Eğer kaplumbağanızın kabuğunda mantar oluştuysa: Eczanelerde satılan sprey şeklinde ilaçlar vardır, bunların adlarını veterinerden alabilirsiniz.İlacı sürdüğünüz zaman sudan çıkartmalı ve mantar sebebiyle yumuşamış olan kabuğun o kısmını kazımalısınız.İlaç etki edene kadar bir müddet kuru kalmalıdır.Çoğunlukla çenesinin alt kısmında ayrıca siyah bir leke de oluşur ki bunun da aynı şekilde tedavi edilmesi lazımdır, mantar dıştan içe doğru yayıldığı için hem kaplumbağaya acı verir ve bir süre sonra ölümle sonuçlanabilir.Derisindeki mantar için sprey değil merhem tavsiye edilir.Veteriner ile mutlaka görüşmeniz gerekecektir.Bunun yanında ellerinizi mutlaka mantar kremi veya spreyi ile dezenfekte etmelisiniz.Akvaryumun/teraryumun da ayrıca dezenfekte edilmesi gerekir.Çok az miktarda kaya tuzunu suya koymak da mantar oluşumu engeller.Veterinerler batikon tarzı bir dezenfektan önermektedirler.Bunun yanında deri üzerinde mantar belirtileri için yine teramyicin veya furacin kullanılabilir.

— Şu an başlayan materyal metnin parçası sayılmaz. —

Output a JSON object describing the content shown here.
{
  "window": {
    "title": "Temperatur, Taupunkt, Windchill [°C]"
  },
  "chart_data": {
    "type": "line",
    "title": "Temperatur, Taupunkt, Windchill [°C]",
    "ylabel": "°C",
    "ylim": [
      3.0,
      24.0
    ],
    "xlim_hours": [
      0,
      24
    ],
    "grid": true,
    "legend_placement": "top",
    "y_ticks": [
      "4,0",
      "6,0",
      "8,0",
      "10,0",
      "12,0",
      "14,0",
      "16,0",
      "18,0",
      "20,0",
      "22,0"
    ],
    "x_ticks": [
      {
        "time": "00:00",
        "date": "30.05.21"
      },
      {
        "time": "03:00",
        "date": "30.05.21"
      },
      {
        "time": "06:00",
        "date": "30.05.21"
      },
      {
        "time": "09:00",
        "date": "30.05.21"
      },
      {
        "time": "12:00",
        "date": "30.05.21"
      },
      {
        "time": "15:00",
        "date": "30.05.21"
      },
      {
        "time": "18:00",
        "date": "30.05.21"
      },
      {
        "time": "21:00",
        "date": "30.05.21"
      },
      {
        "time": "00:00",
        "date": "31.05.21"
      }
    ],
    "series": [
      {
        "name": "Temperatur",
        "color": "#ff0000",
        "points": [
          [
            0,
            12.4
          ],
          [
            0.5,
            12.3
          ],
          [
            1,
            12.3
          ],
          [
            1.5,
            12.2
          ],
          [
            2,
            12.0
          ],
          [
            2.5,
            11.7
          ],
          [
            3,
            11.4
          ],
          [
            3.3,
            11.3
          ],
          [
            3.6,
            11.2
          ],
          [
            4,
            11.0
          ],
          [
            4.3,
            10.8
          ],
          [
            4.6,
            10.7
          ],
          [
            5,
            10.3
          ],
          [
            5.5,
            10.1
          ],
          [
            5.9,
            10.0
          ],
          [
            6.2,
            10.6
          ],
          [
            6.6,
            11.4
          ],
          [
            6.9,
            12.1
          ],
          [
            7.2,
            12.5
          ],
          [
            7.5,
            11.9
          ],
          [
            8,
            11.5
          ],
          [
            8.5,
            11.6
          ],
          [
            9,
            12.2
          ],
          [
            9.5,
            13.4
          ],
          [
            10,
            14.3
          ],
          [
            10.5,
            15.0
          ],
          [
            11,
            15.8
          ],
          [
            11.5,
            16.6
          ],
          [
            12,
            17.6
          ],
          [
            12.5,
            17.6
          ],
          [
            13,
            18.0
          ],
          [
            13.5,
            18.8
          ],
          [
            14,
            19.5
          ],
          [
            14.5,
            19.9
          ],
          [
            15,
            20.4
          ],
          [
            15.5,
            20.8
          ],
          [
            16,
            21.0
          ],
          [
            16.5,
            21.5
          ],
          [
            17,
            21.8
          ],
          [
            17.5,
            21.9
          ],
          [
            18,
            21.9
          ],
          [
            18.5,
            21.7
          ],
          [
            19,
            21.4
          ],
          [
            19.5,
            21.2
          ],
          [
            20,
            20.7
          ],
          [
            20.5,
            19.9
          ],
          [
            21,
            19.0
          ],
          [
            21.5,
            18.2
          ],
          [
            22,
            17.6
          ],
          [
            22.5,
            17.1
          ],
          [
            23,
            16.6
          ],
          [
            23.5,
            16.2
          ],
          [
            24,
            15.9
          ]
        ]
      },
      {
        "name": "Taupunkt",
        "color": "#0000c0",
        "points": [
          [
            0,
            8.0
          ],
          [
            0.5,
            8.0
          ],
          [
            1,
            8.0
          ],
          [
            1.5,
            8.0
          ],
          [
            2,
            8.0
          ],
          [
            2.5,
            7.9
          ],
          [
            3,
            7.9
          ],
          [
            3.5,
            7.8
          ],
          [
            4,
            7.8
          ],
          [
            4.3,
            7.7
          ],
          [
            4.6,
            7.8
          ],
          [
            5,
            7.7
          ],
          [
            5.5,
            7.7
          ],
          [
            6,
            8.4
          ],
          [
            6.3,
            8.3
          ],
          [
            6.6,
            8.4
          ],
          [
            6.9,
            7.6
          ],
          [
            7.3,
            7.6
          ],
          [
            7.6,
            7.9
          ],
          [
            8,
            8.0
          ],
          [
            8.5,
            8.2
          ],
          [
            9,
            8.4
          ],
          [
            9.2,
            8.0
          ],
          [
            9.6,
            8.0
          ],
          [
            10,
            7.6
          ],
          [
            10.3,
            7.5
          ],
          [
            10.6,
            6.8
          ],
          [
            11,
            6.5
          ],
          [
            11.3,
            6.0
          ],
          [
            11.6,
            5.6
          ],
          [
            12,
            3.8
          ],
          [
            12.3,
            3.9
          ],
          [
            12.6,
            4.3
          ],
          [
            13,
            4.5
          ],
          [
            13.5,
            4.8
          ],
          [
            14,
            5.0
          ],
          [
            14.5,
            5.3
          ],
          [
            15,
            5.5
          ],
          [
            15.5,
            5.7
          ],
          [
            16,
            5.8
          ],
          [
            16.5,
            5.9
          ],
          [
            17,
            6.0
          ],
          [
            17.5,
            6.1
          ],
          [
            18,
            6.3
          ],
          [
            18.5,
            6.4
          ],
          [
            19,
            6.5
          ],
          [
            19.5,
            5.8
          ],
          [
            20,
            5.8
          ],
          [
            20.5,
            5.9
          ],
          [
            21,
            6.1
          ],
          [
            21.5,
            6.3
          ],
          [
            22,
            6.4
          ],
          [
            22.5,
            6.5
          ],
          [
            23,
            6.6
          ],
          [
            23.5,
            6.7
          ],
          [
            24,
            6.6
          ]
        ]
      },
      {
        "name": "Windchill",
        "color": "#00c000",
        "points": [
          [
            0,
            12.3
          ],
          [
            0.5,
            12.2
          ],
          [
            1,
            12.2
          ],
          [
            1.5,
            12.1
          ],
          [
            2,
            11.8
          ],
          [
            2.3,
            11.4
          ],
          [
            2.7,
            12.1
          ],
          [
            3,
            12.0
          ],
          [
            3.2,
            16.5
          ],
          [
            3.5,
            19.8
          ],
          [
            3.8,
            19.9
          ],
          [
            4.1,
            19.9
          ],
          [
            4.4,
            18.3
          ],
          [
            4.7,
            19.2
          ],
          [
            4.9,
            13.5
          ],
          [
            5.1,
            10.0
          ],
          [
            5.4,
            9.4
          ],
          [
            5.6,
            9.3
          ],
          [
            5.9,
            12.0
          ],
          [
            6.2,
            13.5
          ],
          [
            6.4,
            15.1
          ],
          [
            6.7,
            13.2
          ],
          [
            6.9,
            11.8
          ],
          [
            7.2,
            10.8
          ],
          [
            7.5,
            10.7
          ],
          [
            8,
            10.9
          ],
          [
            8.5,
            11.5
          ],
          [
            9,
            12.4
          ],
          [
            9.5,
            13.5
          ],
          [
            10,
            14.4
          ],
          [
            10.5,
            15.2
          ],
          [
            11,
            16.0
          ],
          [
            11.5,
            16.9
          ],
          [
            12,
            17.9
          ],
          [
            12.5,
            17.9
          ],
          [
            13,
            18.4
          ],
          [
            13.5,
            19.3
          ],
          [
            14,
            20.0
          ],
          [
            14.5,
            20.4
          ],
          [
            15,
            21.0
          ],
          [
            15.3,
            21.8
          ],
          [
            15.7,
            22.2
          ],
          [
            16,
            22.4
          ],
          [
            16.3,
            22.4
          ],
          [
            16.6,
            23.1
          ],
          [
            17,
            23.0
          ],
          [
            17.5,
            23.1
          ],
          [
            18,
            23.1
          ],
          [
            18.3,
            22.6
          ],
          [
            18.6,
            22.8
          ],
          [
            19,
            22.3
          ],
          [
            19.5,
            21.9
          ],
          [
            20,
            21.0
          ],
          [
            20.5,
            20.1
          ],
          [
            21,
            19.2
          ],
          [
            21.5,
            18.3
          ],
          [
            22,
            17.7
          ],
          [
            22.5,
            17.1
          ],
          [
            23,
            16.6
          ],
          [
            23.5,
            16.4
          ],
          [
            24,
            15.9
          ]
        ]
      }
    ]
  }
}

Eğer kabuğunda yumuşama varsa: Bol bol güneşlendirilmeleri ve de vitamin kullanılması gereklidir.Akvaryumunda mutlaka ısıtıcı bulunması gerekir.Sıcaklık sabit 28 derecede tutulmalıdır.Suyuna calcium granül katmanız önerilir.Kabuk sertleştirici bir çeşit vazelin gibidir ve güneşlendirirken sürerseniz güneş ışınları kabuğa temas edemez.Bu yüzden eğer iyi bir beslenme, vitamin ve güneş/uv varsa kabuk sertleştirici gerekmez.Yani kabuk sertleştirici sürerseniz kaplumbağanın kabuğu sertleşmiyor.Tek ilacı güneş/uv ve vitamn suyunun temiz tutulmasıdır.Kabuk sertleştirici kullanıyorsanız “aquanın” kabuk sertleştiricisini tavsiye ediyorum.